WESTBURY Town Council has agreed the next steps in its aim to stop the construction of a proposed energy-from-waste incinerator in the town. The town council, which strongly oppose the plans, has agreed to ask its legal representatives to appoint a specialist to help identify any watertight planning objections, in preparation for when the application is next considered.

Wiltshire Council, which originally agreed the plans for the incinerator, has now deferred its decision until next month, at a meeting of their strategic planning committee, which will be held on 27th July.
Last week, the Environment Agency confirmed that it will issue a permit for Northacre Renewable Energy Ltd (NREL) to operate the incinerator, but NREL must wait for Wiltshire Council to make a decision before it can build the facility.
At an extraordinary meeting of Westbury Town Council on 7th June, councillors also agreed not to go down the route of a judicial review should the application be approved, saying that Wiltshire Council has been shown to follow the correct legal process.

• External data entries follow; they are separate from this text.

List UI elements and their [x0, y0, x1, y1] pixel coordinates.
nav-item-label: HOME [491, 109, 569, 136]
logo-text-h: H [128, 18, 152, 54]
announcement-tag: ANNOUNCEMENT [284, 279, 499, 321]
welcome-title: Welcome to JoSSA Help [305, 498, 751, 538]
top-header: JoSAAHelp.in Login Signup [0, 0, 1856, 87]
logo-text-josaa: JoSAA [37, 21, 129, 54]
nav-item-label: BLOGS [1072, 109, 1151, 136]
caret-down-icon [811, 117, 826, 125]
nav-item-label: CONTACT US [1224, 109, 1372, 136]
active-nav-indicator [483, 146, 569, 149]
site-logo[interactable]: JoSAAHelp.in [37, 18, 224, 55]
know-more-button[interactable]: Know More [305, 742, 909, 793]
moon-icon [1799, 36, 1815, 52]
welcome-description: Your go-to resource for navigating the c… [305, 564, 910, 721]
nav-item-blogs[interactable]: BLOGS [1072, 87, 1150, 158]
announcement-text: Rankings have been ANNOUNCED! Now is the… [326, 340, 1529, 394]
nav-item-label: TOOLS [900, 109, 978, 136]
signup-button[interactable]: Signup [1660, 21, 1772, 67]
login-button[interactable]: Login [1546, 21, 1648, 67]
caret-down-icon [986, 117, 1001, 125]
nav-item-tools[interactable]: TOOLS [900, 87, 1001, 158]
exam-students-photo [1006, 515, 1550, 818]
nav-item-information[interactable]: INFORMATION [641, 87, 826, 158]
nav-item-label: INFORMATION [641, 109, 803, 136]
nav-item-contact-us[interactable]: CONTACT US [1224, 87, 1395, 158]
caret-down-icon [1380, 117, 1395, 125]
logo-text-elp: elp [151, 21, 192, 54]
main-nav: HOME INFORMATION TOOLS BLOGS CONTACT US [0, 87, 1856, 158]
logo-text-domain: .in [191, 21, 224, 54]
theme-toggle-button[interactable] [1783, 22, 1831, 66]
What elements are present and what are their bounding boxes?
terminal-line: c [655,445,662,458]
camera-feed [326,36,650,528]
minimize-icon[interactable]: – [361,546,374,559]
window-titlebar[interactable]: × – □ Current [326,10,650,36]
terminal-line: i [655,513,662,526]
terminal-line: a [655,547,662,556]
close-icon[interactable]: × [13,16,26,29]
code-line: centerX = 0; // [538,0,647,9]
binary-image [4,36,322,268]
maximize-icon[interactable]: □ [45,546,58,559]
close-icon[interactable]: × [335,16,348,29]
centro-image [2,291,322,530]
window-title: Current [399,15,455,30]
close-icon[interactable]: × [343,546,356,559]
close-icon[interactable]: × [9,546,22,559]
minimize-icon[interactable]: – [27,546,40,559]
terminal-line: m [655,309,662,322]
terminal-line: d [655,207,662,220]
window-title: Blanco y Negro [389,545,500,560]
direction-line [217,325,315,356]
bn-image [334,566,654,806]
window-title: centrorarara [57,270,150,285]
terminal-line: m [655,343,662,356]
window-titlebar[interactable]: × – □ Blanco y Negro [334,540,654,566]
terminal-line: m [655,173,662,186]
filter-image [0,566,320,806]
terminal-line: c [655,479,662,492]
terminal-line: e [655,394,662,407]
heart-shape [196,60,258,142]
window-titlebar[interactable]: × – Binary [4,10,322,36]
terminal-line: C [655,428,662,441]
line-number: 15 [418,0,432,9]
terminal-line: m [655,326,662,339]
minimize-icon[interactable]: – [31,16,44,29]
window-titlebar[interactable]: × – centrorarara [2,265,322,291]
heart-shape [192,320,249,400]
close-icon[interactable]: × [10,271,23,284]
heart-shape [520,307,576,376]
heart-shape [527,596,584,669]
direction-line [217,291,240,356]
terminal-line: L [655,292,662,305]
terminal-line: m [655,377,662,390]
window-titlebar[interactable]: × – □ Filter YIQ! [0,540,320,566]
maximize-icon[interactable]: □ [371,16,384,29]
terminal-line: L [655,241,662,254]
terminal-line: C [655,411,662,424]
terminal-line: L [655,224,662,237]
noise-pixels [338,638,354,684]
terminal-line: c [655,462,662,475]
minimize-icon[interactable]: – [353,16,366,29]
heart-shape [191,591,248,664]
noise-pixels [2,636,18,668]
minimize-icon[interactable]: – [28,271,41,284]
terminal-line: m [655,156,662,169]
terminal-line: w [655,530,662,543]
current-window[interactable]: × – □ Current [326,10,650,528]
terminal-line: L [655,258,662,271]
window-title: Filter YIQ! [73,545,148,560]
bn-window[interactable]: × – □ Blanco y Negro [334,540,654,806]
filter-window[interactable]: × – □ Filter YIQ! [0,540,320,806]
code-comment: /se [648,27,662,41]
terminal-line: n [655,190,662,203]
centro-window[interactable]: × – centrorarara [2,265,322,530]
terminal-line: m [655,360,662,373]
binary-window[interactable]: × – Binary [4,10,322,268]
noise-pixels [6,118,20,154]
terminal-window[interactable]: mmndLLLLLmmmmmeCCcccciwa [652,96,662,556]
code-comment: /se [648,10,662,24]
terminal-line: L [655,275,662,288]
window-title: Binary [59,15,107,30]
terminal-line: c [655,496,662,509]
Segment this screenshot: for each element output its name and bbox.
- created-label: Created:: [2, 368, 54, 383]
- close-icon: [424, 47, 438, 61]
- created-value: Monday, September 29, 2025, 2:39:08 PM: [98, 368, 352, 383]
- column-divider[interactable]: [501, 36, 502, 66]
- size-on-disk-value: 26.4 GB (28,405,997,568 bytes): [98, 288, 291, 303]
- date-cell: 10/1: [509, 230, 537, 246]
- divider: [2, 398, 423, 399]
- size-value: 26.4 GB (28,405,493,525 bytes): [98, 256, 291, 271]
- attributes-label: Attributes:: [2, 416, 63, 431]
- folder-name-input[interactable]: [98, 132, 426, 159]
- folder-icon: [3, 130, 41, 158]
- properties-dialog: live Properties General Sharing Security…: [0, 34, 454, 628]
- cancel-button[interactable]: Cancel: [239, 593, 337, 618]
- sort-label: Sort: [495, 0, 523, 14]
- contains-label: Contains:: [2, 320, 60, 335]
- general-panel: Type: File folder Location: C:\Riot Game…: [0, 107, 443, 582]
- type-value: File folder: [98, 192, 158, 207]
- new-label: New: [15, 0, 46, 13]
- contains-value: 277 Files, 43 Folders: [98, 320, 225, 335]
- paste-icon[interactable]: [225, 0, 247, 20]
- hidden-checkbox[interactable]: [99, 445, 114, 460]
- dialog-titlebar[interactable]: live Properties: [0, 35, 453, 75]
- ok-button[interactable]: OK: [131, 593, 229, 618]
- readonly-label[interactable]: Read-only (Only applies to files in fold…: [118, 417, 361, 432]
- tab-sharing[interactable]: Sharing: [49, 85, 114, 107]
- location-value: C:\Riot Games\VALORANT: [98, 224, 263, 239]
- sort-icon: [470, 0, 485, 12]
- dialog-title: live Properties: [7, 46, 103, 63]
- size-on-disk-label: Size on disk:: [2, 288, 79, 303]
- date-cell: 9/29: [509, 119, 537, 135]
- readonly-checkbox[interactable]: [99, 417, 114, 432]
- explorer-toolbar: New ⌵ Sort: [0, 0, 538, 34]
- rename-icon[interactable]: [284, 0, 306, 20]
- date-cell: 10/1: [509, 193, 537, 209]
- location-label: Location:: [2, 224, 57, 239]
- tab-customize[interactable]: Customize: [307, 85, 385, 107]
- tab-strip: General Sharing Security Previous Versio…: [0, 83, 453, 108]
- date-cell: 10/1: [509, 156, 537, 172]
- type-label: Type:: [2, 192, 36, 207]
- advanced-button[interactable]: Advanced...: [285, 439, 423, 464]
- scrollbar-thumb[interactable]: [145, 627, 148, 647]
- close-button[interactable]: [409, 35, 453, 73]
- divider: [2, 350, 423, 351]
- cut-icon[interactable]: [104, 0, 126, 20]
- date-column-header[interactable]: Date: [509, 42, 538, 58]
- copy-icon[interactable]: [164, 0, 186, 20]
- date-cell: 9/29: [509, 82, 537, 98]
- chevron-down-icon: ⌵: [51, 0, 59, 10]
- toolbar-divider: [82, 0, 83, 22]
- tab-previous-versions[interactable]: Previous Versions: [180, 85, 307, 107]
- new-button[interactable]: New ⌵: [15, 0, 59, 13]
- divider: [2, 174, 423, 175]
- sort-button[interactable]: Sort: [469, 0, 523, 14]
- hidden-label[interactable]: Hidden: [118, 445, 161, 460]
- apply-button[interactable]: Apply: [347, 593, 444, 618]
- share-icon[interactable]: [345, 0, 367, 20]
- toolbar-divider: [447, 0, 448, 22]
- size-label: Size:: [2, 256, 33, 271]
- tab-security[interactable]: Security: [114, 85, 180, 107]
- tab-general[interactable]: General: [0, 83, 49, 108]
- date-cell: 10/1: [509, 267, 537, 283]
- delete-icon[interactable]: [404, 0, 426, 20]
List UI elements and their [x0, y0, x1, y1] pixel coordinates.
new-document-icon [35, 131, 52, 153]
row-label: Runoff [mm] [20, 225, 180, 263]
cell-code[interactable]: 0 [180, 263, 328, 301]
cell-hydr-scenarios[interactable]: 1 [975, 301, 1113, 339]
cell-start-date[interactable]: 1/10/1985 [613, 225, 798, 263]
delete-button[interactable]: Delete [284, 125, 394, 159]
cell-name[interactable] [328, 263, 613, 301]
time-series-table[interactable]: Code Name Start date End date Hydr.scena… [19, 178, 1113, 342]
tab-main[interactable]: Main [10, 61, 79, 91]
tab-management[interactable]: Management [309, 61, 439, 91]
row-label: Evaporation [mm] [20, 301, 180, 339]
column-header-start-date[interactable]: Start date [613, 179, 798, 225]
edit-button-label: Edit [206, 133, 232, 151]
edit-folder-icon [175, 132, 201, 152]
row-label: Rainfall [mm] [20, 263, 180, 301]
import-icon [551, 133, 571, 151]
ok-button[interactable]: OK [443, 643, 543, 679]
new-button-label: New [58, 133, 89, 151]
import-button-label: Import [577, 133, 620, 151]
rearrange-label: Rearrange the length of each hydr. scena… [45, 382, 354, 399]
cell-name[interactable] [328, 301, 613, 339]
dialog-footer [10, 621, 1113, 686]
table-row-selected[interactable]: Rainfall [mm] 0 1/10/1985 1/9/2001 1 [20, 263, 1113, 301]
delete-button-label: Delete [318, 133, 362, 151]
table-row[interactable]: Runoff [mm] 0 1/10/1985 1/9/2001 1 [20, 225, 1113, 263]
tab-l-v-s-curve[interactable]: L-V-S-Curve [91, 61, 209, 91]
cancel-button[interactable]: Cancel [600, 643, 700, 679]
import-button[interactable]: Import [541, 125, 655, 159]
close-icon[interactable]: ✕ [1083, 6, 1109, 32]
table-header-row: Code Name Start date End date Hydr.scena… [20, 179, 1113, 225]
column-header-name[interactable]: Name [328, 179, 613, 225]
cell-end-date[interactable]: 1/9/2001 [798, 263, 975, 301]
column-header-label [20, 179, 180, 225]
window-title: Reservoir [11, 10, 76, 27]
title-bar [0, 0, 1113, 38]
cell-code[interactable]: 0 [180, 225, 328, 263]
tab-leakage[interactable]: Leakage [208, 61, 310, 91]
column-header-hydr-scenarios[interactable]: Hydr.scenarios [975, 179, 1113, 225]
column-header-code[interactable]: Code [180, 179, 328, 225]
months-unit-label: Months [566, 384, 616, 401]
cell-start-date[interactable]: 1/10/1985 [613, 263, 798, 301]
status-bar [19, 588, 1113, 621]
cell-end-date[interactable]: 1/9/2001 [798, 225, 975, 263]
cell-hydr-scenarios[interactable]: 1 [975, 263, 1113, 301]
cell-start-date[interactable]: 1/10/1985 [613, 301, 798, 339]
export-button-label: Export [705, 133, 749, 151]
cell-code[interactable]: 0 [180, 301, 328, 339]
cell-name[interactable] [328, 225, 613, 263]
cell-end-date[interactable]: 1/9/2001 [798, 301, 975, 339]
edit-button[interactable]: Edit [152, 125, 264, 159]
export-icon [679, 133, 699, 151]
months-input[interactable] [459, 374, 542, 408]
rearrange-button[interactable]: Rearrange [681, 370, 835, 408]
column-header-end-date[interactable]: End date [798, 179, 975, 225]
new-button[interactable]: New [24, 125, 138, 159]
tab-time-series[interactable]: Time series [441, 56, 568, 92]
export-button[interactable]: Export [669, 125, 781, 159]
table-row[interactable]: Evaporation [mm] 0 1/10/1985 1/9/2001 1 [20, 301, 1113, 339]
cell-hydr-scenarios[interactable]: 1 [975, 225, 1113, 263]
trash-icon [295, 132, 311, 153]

Speaking at the extraordinary meeting, cllr Mark Bailey said, “The recommendation is that we do not go to judicial review – as we know, judicial review is not an appeal process, it’s an examination of the way the law has been applied and, as a result, it seems that we don’t really have any grounds as all the due processes have been followed. The advice is that we would have less than a 4/10 chance of it succeeding.”
Law firm, Leigh Day solicitors, has been appointed by Westbury Town Council to help fight the incinerator application, but there was some debate by councillors over whether they were the right firm to take on the case.
When asked if Leigh Day was the correct choice, the chair, cllr Sheila Kimmins answered, “They most certainly have experience as they dealt with the Alton incinerator in Hampshire that was eventually rejected. Leigh Day come highly recommended to us.”
Cllr Francis Morland, who abstained from voting on any decision at the meeting said, “What Westbury Town Council needs is credible defensible reasons for refusal – it didn’t have that at the first meeting. The question is where we get advice on that, and it is my opinion that Leigh Day are specifically litigation solicitors, and they specialise in judicial review and almost nothing else – what the council needs is not advice from solicitors, but rather specialist advice from a planning consultant as well as draft reasons for refusal. Doing this through Leigh Day doesn’t seem the right way forward.”
In response, cllr Bailey said, “We have taken advice from various campaign groups that have dealt with issues such as ours, and Leigh Day come very highly recommended. They were the lead legal team on the Hampshire incinerator which was turned down. I don’t disagree that we need to have a planning specialist, but Leigh Day has the scope to appoint one when they review national planning policy to identify any watertight planning objections.”
The town clerk, Deborah Urch added, “UK Without Incineration Network, the organisation that opposes incinerators across the country, suggested several solicitors of which Leigh Day were in the top five. We spoke to all those solicitors and Leigh Day were the only ones that had all our criteria.”
Cllr Gordon King said, “Cllr Morland is quite right here – the only thing that is going to defeat this is perfectly presentable and defendable reasons for refusal. Last time we tasked Leigh Day, rather late in the day, to come up with defendable reasons they failed to do so – and they might do again. But as cllr Baily outlined, the solicitors now will be given the scope to appoint a specialist who is technically competent so we can find those reasons for refusal.”
Cllr Morland went on to say that he believes Westbury Town Council should have appointed a planning specialist “much earlier in the process” and that they should cut out Leigh Day entirely.
In response, cllr Mike Sutton said, “It’s an interesting point that cllr Morland raises, but I’d like to remind councillors that we are currently in the first week of June and this planning process is expected to be completed by July, so I don’t think there is enough time now to change direction or who we appoint etc.
“I have to say that it is disappointing that these reasonable arguments were not presented to the incinerator task and finish group of the town council for discussion and are now being presented almost last minute – you had plenty of opportunities to meet with the group and raise your views, but have decided to wait until now.
“Cllr Morland is quite right that our argument last time was more emotional rather than hinging on solid planning reasons. However, something that has been overlooked, and can be found in the middle of the government’s Infrastructure Act (2015) it does say, ‘follow all the planning laws’, but adds ‘where the planning committee thinks the interests of the community override’, so this is something we may want to look into. There is still a get-out clause.”